Professor Goyal Wins NSF CAREER Award

May 05 2014 | By Holly Evarts | Photo: Eileen Barroso

Vineet Goyal, assistant professor of industrial engineering and operations research, has won a National Science Foundation (NSF) CAREER Award for his research on designing data-driven tractable and robust approaches for large-scale dynamic optimization under uncertainty. The five-year, $400,000 grant—NSF’s most prestigious award to recognize outstanding junior faculty—will help advance his research in developing foundational theory that will provide fundamental and practical new tools for a broad spectrum of real world problems, particularly in the electricity markets and smart grid applications.

Vineet Goyal
Vineet Goyal

“I am thrilled to receive this important award,” says Goyal, who is also a member of the Institute for Data Sciences and Engineering’s Foundations of Data Science and Financial and Business Analytics Center. He plans to use the grant to further his research project—“A Data-driven Robust Approach for Large-Scale Dynamic Optimization”—in developing efficient data-driven algorithms for dynamic optimization problems under uncertainty.

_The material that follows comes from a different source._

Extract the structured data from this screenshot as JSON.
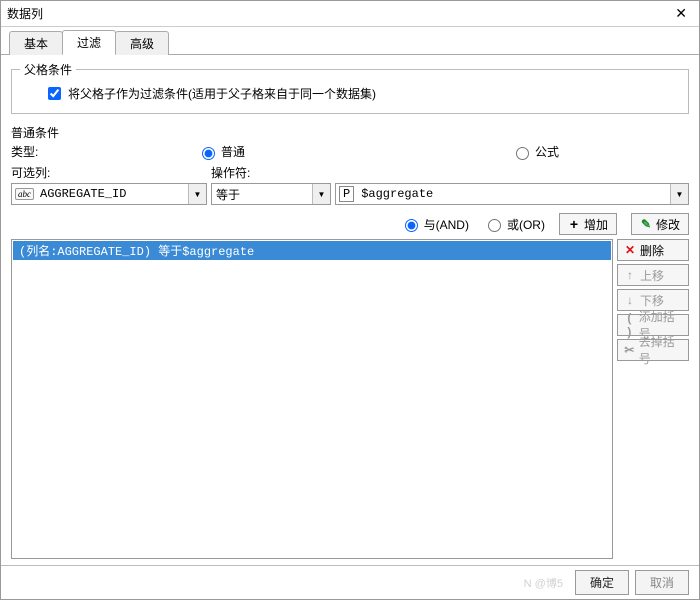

Everyone, from individuals to businesses and even governments, has to make decisions under uncertainty on a regular basis. For instance, a portfolio manager makes asset-allocation decisions under uncertain future returns and an electricity system operator makes unit-commitment decisions under uncertain future supply and demand. Therefore, dynamic optimization (or decision making under uncertainty) is an important problem that arises in a broad spectrum of applications.

In today’s world of big data, it is possible to build models for future uncertainties in a problem such as future demand realizations in electricity markets or future asset returns in financial markets. Therefore, Goyal explains, it is important to study approaches that efficiently use these large datasets to build good models for the uncertainties in parameters and also to develop efficient algorithms to solve the resulting decision problems under these new models of uncertainty.

A traditional approach to solving such sequential decision problems under uncertainty is to model the underlying problem uncertainties as a probability distribution and formulate the decision problem as a stochastic optimization problem. While this can be a good approach in some cases, it is, he says, “by and large computationally inefficient and does not scale to high dimensional problems.”

Goyal’s NSF CAREER project addresses two fundamental problems in dynamic optimization. The first is how to model from data the underlying uncertainties in the problem. He proposes to develop new data-driven paradigms of modeling problem uncertainties that lead to efficiently solvable optimization problems. The second problem he is examining is how to design efficient and robust algorithms for solving the resulting dynamic optimization problems.

Goyal’s broad goal is to develop data-driven, robust, practical, and easy-to-implement algorithms with potentially strong theoretical performance guarantees for dynamic optimization problems. He notes, “Because dynamic optimization can be applied to a wide number of applications, any progress in this field will have significant impact in practice.”